Weight loss and diet are one of the most common fitness resolutions that are uttered at the stroke of midnight before the new year.  And these certainly require reminders to achieve them.  Let’s face it, if it were easy we’d all look like super models. Here are some basic facts and reminders to help keep it real on your fitness journey in 2016.

  1. You are not an alien. The general foundation for weight loss is the same for everyone. You need to burn 3500 calories to lose a pound. You can do this through diet and exercise. Combine the two and you have more pound-losing power. There are a ton of factors that can affect your weight loss - hormones, age, genetics, sleep, food, and exercise choices. The key is keeping yourself honest and tracking your hard work. If you like to fudge you will never know what really works for you. Exercise and calorie counting apps can work wonders. Some even reward your work with hard earned cash. Now that is incentive right there.

  2. The average person loses anywhere from 1-2 pounds a week. Some of my most successful clients only drop .5 pounds a week. A snails pace it may seem but loses add up quickly. Big drops one week can be exciting but can mess with your mind when the scale doesn’t budge the following week. The important thing here is, the scale is going down! Keep in mind that it is possible to completely undo your hard work in one weekend of gluttony. You can step away from the donut now.

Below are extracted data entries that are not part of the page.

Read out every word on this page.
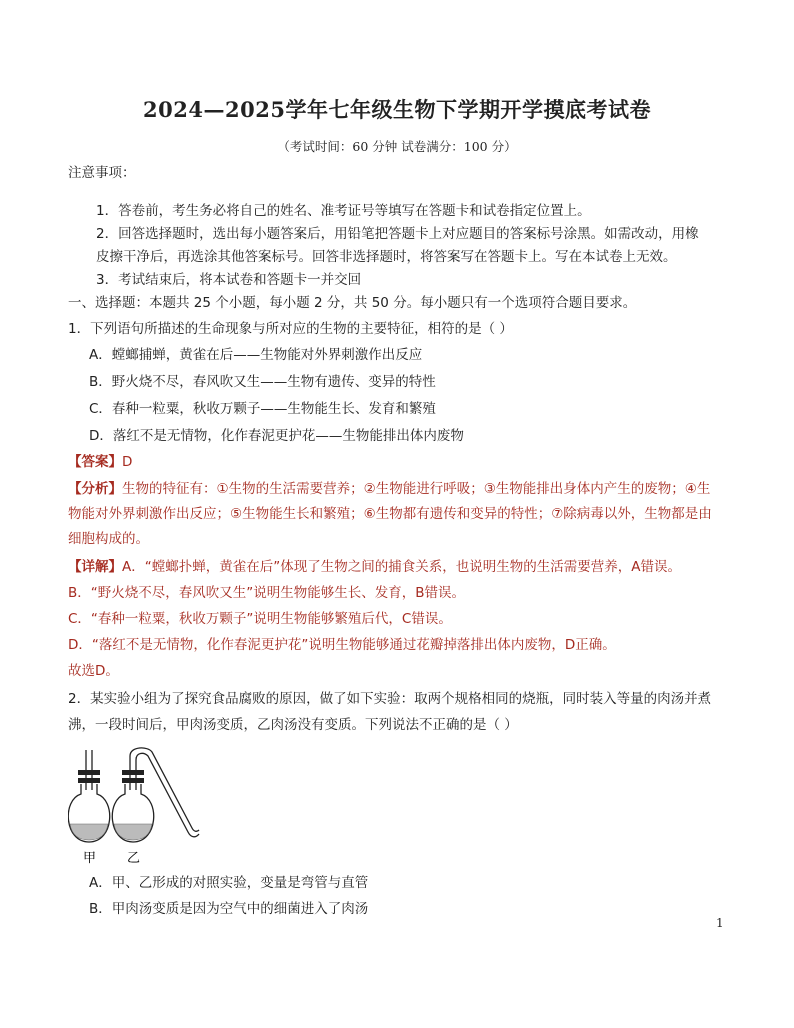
2024—2025学年七年级生物下学期开学摸底考试卷
（考试时间：60 分钟 试卷满分：100 分）
注意事项：
1．答卷前，考生务必将自己的姓名、准考证号等填写在答题卡和试卷指定位置上。
2．回答选择题时，选出每小题答案后，用铅笔把答题卡上对应题目的答案标号涂黑。如需改动，用橡
皮擦干净后，再选涂其他答案标号。回答非选择题时，将答案写在答题卡上。写在本试卷上无效。
3．考试结束后，将本试卷和答题卡一并交回
一、选择题：本题共 25 个小题，每小题 2 分，共 50 分。每小题只有一个选项符合题目要求。
1．下列语句所描述的生命现象与所对应的生物的主要特征，相符的是（ ）
A．螳螂捕蝉，黄雀在后——生物能对外界刺激作出反应
B．野火烧不尽，春风吹又生——生物有遗传、变异的特性
C．春种一粒粟，秋收万颗子——生物能生长、发育和繁殖
D．落红不是无情物，化作春泥更护花——生物能排出体内废物
【答案】D
【分析】生物的特征有：①生物的生活需要营养；②生物能进行呼吸；③生物能排出身体内产生的废物；④生
物能对外界刺激作出反应；⑤生物能生长和繁殖；⑥生物都有遗传和变异的特性；⑦除病毒以外，生物都是由
细胞构成的。
【详解】A．“螳螂扑蝉，黄雀在后”体现了生物之间的捕食关系，也说明生物的生活需要营养，A错误。
B．“野火烧不尽，春风吹又生”说明生物能够生长、发育，B错误。
C．“春种一粒粟，秋收万颗子”说明生物能够繁殖后代，C错误。
D．“落红不是无情物，化作春泥更护花”说明生物能够通过花瓣掉落排出体内废物，D正确。
故选D。
2．某实验小组为了探究食品腐败的原因，做了如下实验：取两个规格相同的烧瓶，同时装入等量的肉汤并煮
沸，一段时间后，甲肉汤变质，乙肉汤没有变质。下列说法不正确的是（ ）
甲 乙
A．甲、乙形成的对照实验，变量是弯管与直管
B．甲肉汤变质是因为空气中的细菌进入了肉汤
1
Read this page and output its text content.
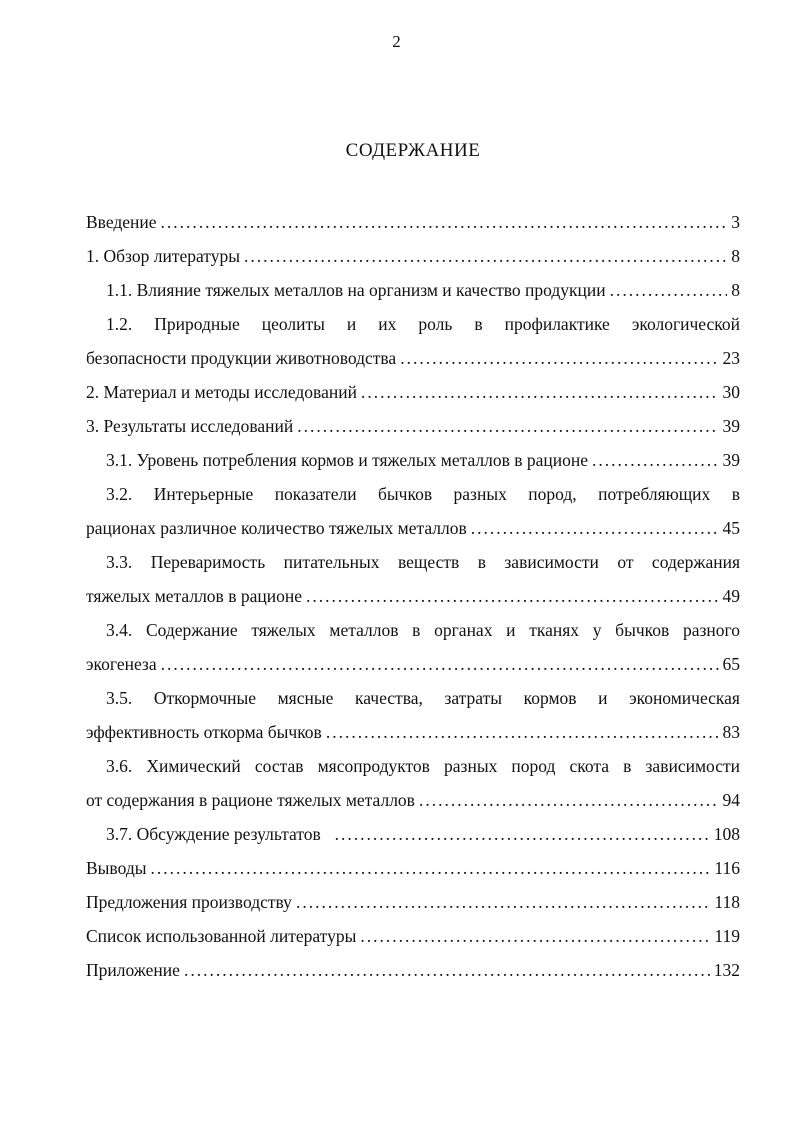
2
СОДЕРЖАНИЕ
Введение .....	3
1. Обзор литературы .....	8
1.1. Влияние тяжелых металлов на организм и качество продукции .....	8
1.2. Природные цеолиты и их роль в профилактике экологической
безопасности продукции животноводства .....	23
2. Материал и методы исследований .....	30
3. Результаты исследований .....	39
3.1. Уровень потребления кормов и тяжелых металлов в рационе .....	39
3.2. Интерьерные показатели бычков разных пород, потребляющих в
рационах различное количество тяжелых металлов .....	45
3.3. Переваримость питательных веществ в зависимости от содержания
тяжелых металлов в рационе .....	49
3.4. Содержание тяжелых металлов в органах и тканях у бычков разного
экогенеза .....	65
3.5. Откормочные мясные качества, затраты кормов и экономическая
эффективность откорма бычков .....	83
3.6. Химический состав мясопродуктов разных пород скота в зависимости
от содержания в рационе тяжелых металлов .....	94
3.7. Обсуждение результатов .....	108
Выводы .....	116
Предложения производству .....	118
Список использованной литературы .....	119
Приложение .....	132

  3. Get out of that cardio jail FREE. Spinning your wheels on the human habit trail treadmill or bike will only get you so far. Adding muscle will increase your metabolism thus increasing your pound-losing power. The more muscle you have, the more fat burning power your body has at a resting state - yep sign me up for that. We lose 1% of our muscle mass per year after the age of 30, another important reason to lift weights. The odds may seem like they are against us but if you start now, you will be further along in the fitness fight.

Go after an outdoor adventure!  This is a hike down from summiting Mount Washington.

Go after an outdoor adventure!
This is a hike down from summiting Mount Washington.

The most important piece of fitness advice I can give out this time of year is be like a plant and seek the sunshine.  No one ever said that your fitness quest had to live inside a gym.  Fit for life is something I believe everyone can do but it means looking at your fitness journey differently. Not as a temporary place to be. If you loathe the gym and working out is a chore, then find a fitness passion you can weave into your life. Something you look forward to. Stand up paddling, trail running, rock climbing, hiking, winter mountaineering, snowshoeing, to just name a few. You don't need to be an expert either.  Everyone has to start somewhere.  Meet up groups, classes and beginner adventure trips could be the key to your fitness success.  All you need to do is step out side your comfort zone and try.  It could be the missing ingredient for your new years resolution success. 

In 2017 or 2018 if you find yourself needing a do-over, a change in direction or a serious shake up to keep you moving forward with your resolution, don't wait another year.  Change things up.  Pick new strategies.   Most importantly, mark that date on your calendar as your NEW personal New Year’s and wipe the slate clean.

My daughter Sky’s first surf adventure in Nicaragua.

My daughter Sky’s first surf adventure in Nicaragua.